Fehlererkennung auf der Folienbahn
Inspektionssysteme prüfen Folien während der Produktion oder Weiterverarbeitung auf Abweichungen im Materialbild. Erfasst werden je nach Aufbau unter anderem Einschlüsse, Gelpartikel, Kratzer, Löcher, Falten, Verschmutzungen, Randfehler, Druckfehler oder Unregelmässigkeiten in Beschichtungen. Die Systeme arbeiten typischerweise mit optischen Sensoren oder Kameras und ordnen erkannte Auffälligkeiten einer Bahnposition oder einem Rollenabschnitt zu.
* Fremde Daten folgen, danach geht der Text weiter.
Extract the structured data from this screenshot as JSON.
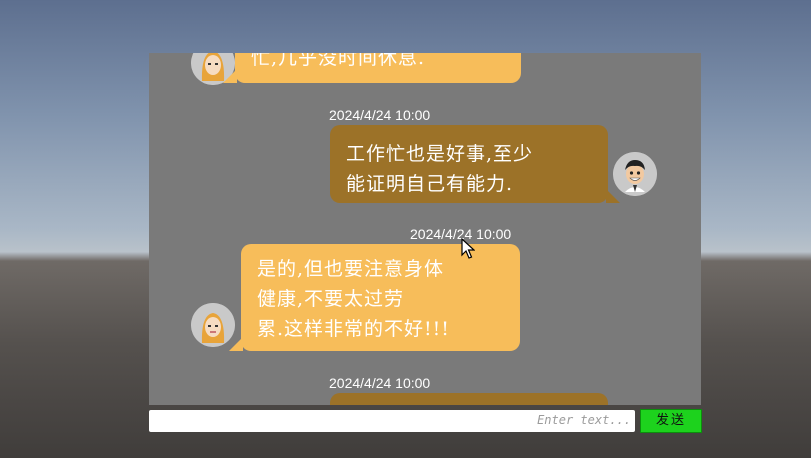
{
  "chat": {
    "messages": [
      {
        "side": "left",
        "time": "",
        "text": "忙,几乎没时间休息."
      },
      {
        "side": "right",
        "time": "2024/4/24 10:00",
        "text": "工作忙也是好事,至少\n能证明自己有能力."
      },
      {
        "side": "left",
        "time": "2024/4/24 10:00",
        "text": "是的,但也要注意身体\n健康,不要太过劳\n累.这样非常的不好!!!"
      },
      {
        "side": "right",
        "time": "2024/4/24 10:00",
        "text": ""
      }
    ]
  },
  "input": {
    "placeholder": "Enter text..."
  },
  "send_button": {
    "label": "发送"
  },
  "colors": {
    "left_bubble": "#f7bd5a",
    "right_bubble": "#9c7228",
    "panel": "#7a7a7a",
    "send": "#1dd21d"
  }
}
Typische Einsatzorte in Folienprozessen
Eingesetzt werden Inspektionssysteme in der Folienextrusion, beim Strecken, Beschichten, Bedrucken, Kaschieren sowie in Schneid- und Wickelprozessen. Sie dienen der laufenden Überwachung von transparenten, opaken, eingefärbten oder bedruckten Folien. Je nach Prozessschritt kann die Inspektion auf Materialfehler, Registerabweichungen, Oberflächendefekte oder wiederkehrende Musterfehler ausgerichtet sein.
Systemausführungen und Prüfschwerpunkte
Die Ausführung richtet sich nach Material, Bahnbreite, Laufgeschwindigkeit und Prüfziel. Unterschieden werden unter anderem Systeme für Oberflächeninspektion, Druckbildkontrolle, Beschichtungsüberwachung oder die Erkennung von Bahn- und Randfehlern. Bei transparenten oder spiegelnden Folien ist die Beleuchtung ein wesentlicher Teil des Systems, weil Defekte je nach Lichtführung unterschiedlich sichtbar werden. Ergänzend können Bildspeicherung, Fehlerklassierung oder die Zuordnung zu Rollenprotokollen integriert sein.
Abgrenzung zu Mess- und Prozesshilfssystemen
Inspektionssysteme sind innerhalb der Folientechnik von Breitenmessgeräten und Dickenmessgeräten zu unterscheiden. Diese liefern quantitative Messwerte zur Geometrie oder Materialverteilung, während Inspektionssysteme visuelle oder optisch erkennbare Fehlerbilder identifizieren. Von Befeuchtung, Bestäubung und Blasköpfen grenzen sie sich ebenfalls klar ab: Diese beeinflussen den Prozess oder die Bahnlage, übernehmen aber keine systematische Defekterkennung.